El viento aullaba a su alrededor mientras Igni surcaba el cielo gris, con sus alas cortando las nubes como cuchillas de fuego. El aire aquí era mucho más cálido y apacible de a lo que el Dragón se había acostumbrado; era diferente del aire frío y cortante de las Alturas que picaba en la cara y dificultaba la respiración.

Estaba claro que el invierno apenas había llegado a este lugar; diablos, cualquiera llamaría a este sitio un paraíso en comparación con las Alturas, y eso que todavía no habían viajado tan lejos.

Sí, el grupo había dejado las Alturas y se dirigía a otro lugar. Debajo de ellos se extendía un océano vasto e infinito.

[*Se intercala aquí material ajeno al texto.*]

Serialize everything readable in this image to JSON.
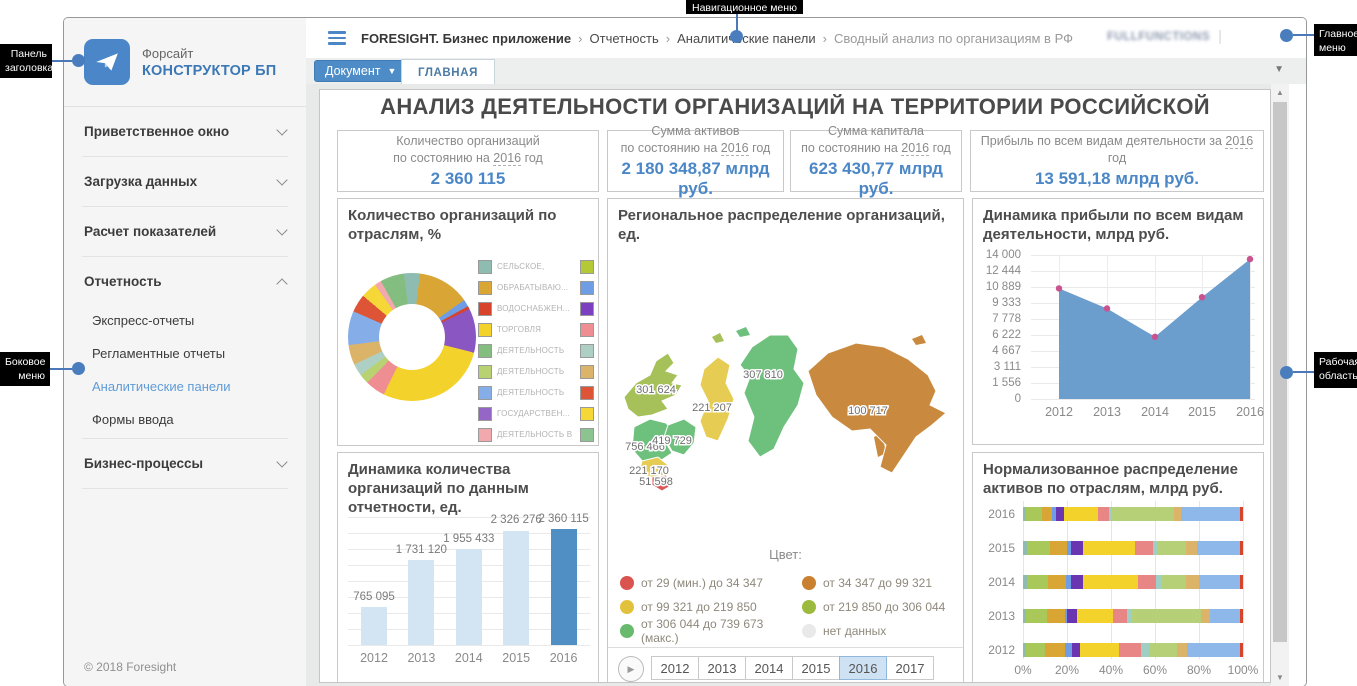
{
  "annotations": {
    "header_panel": "Панель заголовка",
    "nav_menu": "Навигационное меню",
    "main_menu": "Главное меню",
    "side_menu": "Боковое меню",
    "work_area": "Рабочая область"
  },
  "sidebar": {
    "logo_top": "Форсайт",
    "logo_bottom": "КОНСТРУКТОР БП",
    "items": [
      {
        "label": "Приветственное окно",
        "state": "collapsed"
      },
      {
        "label": "Загрузка данных",
        "state": "collapsed"
      },
      {
        "label": "Расчет показателей",
        "state": "collapsed"
      },
      {
        "label": "Отчетность",
        "state": "expanded",
        "children": [
          "Экспресс-отчеты",
          "Регламентные отчеты",
          "Аналитические панели",
          "Формы ввода"
        ],
        "selected_child": "Аналитические панели"
      },
      {
        "label": "Бизнес-процессы",
        "state": "collapsed"
      }
    ],
    "footer": "© 2018 Foresight"
  },
  "header": {
    "breadcrumb": [
      {
        "text": "FORESIGHT. Бизнес приложение",
        "style": "bold"
      },
      {
        "text": "Отчетность",
        "style": "normal"
      },
      {
        "text": "Аналитические панели",
        "style": "normal"
      },
      {
        "text": "Сводный анализ по организациям в РФ",
        "style": "muted"
      }
    ],
    "user": "FULLFUNCTIONS"
  },
  "tabs": {
    "document_button": "Документ",
    "main_tab": "ГЛАВНАЯ"
  },
  "dashboard": {
    "title": "АНАЛИЗ ДЕЯТЕЛЬНОСТИ ОРГАНИЗАЦИЙ НА ТЕРРИТОРИИ РОССИЙСКОЙ",
    "kpis": [
      {
        "pre": "Количество организаций\nпо состоянию на",
        "year": "2016",
        "post": "год",
        "value": "2 360 115"
      },
      {
        "pre": "Сумма активов\nпо состоянию на",
        "year": "2016",
        "post": "год",
        "value": "2 180 348,87 млрд руб."
      },
      {
        "pre": "Сумма капитала\nпо состоянию на",
        "year": "2016",
        "post": "год",
        "value": "623 430,77 млрд руб."
      },
      {
        "pre": "Прибыль по всем видам деятельности за",
        "year": "2016",
        "post": "год",
        "value": "13 591,18 млрд руб."
      }
    ]
  },
  "chart_data": [
    {
      "id": "org_by_industry",
      "type": "pie",
      "title": "Количество организаций по отраслям, %",
      "slices": [
        {
          "color": "#8fbcb0",
          "value": 2
        },
        {
          "color": "#d9a636",
          "value": 13
        },
        {
          "color": "#6e9ce5",
          "value": 1.8
        },
        {
          "color": "#d8432c",
          "value": 0.8
        },
        {
          "color": "#8a57c2",
          "value": 11
        },
        {
          "color": "#f2d22b",
          "value": 28
        },
        {
          "color": "#ee8e93",
          "value": 5
        },
        {
          "color": "#b8d272",
          "value": 2.5
        },
        {
          "color": "#aed0c4",
          "value": 3
        },
        {
          "color": "#dcb469",
          "value": 5
        },
        {
          "color": "#85ade8",
          "value": 8.5
        },
        {
          "color": "#dd5436",
          "value": 4.5
        },
        {
          "color": "#f5d838",
          "value": 4
        },
        {
          "color": "#f2a9ad",
          "value": 1.7
        },
        {
          "color": "#83bd80",
          "value": 6
        },
        {
          "color": "#8fbcb0",
          "value": 2
        }
      ],
      "legend": [
        {
          "color": "#8fbcb0",
          "label": "СЕЛЬСКОЕ,"
        },
        {
          "color": "#d9a636",
          "label": "ОБРАБАТЫВАЮ..."
        },
        {
          "color": "#d8432c",
          "label": "ВОДОСНАБЖЕН..."
        },
        {
          "color": "#f2d22b",
          "label": "ТОРГОВЛЯ"
        },
        {
          "color": "#83bd80",
          "label": "ДЕЯТЕЛЬНОСТЬ"
        },
        {
          "color": "#b8d272",
          "label": "ДЕЯТЕЛЬНОСТЬ"
        },
        {
          "color": "#85ade8",
          "label": "ДЕЯТЕЛЬНОСТЬ"
        },
        {
          "color": "#9666c6",
          "label": "ГОСУДАРСТВЕН..."
        },
        {
          "color": "#f2a9ad",
          "label": "ДЕЯТЕЛЬНОСТЬ В"
        }
      ],
      "legend_right_colors": [
        "#b5c937",
        "#6e9ce5",
        "#7b3fc0",
        "#ee8e93",
        "#aed0c4",
        "#dcb469",
        "#dd5436",
        "#f5d838",
        "#8cc48f"
      ]
    },
    {
      "id": "org_dynamics",
      "type": "bar",
      "title": "Динамика количества организаций по данным отчетности, ед.",
      "categories": [
        "2012",
        "2013",
        "2014",
        "2015",
        "2016"
      ],
      "values": [
        765095,
        1731120,
        1955433,
        2326276,
        2360115
      ],
      "value_labels": [
        "765 095",
        "1 731 120",
        "1 955 433",
        "2 326 276",
        "2 360 115"
      ],
      "highlight_index": 4,
      "ylim": [
        0,
        2600000
      ],
      "bar_color": "#d3e5f2",
      "highlight_color": "#4f8fc4"
    },
    {
      "id": "regional_map",
      "type": "map",
      "title": "Региональное распределение организаций, ед.",
      "regions": [
        {
          "value": "301 624",
          "color": "#a6c05a",
          "shape": "northwest"
        },
        {
          "value": "221 207",
          "color": "#e6cc52",
          "shape": "ural"
        },
        {
          "value": "307 810",
          "color": "#6ec07d",
          "shape": "siberia"
        },
        {
          "value": "100 717",
          "color": "#c98a3f",
          "shape": "fareast"
        },
        {
          "value": "756 466",
          "color": "#6ec07d",
          "shape": "central"
        },
        {
          "value": "419 729",
          "color": "#6ec07d",
          "shape": "volga"
        },
        {
          "value": "221 170",
          "color": "#e6cc52",
          "shape": "south"
        },
        {
          "value": "51 598",
          "color": "#d95757",
          "shape": "caucasus"
        }
      ],
      "legend_title": "Цвет:",
      "legend": [
        {
          "color": "#d9534f",
          "label": "от 29 (мин.) до 34 347"
        },
        {
          "color": "#c9802f",
          "label": "от 34 347 до 99 321"
        },
        {
          "color": "#e2c23c",
          "label": "от 99 321 до 219 850"
        },
        {
          "color": "#9cba3e",
          "label": "от 219 850 до 306 044"
        },
        {
          "color": "#68bb6e",
          "label": "от 306 044 до 739 673 (макс.)"
        },
        {
          "color": "#e9e9e9",
          "label": "нет данных"
        }
      ],
      "timeline": {
        "years": [
          "2012",
          "2013",
          "2014",
          "2015",
          "2016",
          "2017"
        ],
        "selected": "2016"
      }
    },
    {
      "id": "profit_dynamics",
      "type": "area",
      "title": "Динамика прибыли по всем видам деятельности, млрд руб.",
      "x": [
        "2012",
        "2013",
        "2014",
        "2015",
        "2016"
      ],
      "values": [
        10750,
        8800,
        6050,
        9900,
        13600
      ],
      "ylim": [
        0,
        14000
      ],
      "yticks": [
        "14 000",
        "12 444",
        "10 889",
        "9 333",
        "7 778",
        "6 222",
        "4 667",
        "3 111",
        "1 556",
        "0"
      ],
      "area_color": "#6b9dcd",
      "dot_color": "#c9538f"
    },
    {
      "id": "assets_distribution",
      "type": "stacked_bar_h",
      "title": "Нормализованное распределение активов по отраслям, млрд руб.",
      "categories": [
        "2016",
        "2015",
        "2014",
        "2013",
        "2012"
      ],
      "xticks": [
        "0%",
        "20%",
        "40%",
        "60%",
        "80%",
        "100%"
      ],
      "segment_colors": [
        "#8fbcb0",
        "#a9c85a",
        "#d9a636",
        "#6e9ce5",
        "#6a35b0",
        "#f2d22b",
        "#e88585",
        "#9fcfc4",
        "#b5d077",
        "#dcb469",
        "#8fb8ea",
        "#d8432c"
      ],
      "rows": [
        [
          1.5,
          7,
          4.5,
          2,
          3.5,
          15.5,
          5,
          1.5,
          28,
          3.5,
          26.5,
          1.5
        ],
        [
          2,
          10.5,
          7.5,
          2,
          5.5,
          23.5,
          8,
          2.5,
          12.5,
          5,
          19.5,
          1.5
        ],
        [
          2,
          9.5,
          8,
          2.5,
          5.5,
          25,
          8,
          2.5,
          11,
          6,
          18.5,
          1.5
        ],
        [
          1.5,
          9.5,
          8,
          1,
          4.5,
          16.5,
          6.5,
          2,
          31.5,
          4,
          13.5,
          1.5
        ],
        [
          1.5,
          8.5,
          9,
          3.5,
          3.5,
          17.5,
          10,
          4,
          12.5,
          4.5,
          24,
          1.5
        ]
      ]
    }
  ]
}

Kael iba sentado en la parte delantera del cuello del dragón, con su capa ondeando salvajemente en el viento. Detrás de él, Lavinia estaba sentada en silencio, con el cabello flotando como seda pálida y los ojos fijos en el horizonte.

Habría sido un momento bastante romántico de no ser por… otra presencia que estaba con ellos.

—¿Estás seguro de esto, Kael?

La «otra presencia» que volaba a su derecha, Kayden, preguntó mientras alzaba la voz para hacerse oír sobre el estruendo del viento.

Kayden volaba sobre una gran bestia alada, una incluso más grande que Igni. Después de todo, a diferencia de Igni, que apenas tenía unos meses de edad, esta era la segunda bestia de Kayden y ya tenía más de quince años.

—Dejar las Alturas completamente indefensas en un momento como este… es arriesgado.

Kayden habló mientras miraba hacia atrás.

Veinticinco soldados de élite los seguían en formación, cada uno montando sus propios Vínculos, todos al nivel del Vínculo de Kayden.

Sí, no eran solo soldados de élite: eran los veinticinco soldados más capaces entre los Velmourns, los más rápidos del grupo. Algunas de las bestias aquí eran incluso más veloces que Igni.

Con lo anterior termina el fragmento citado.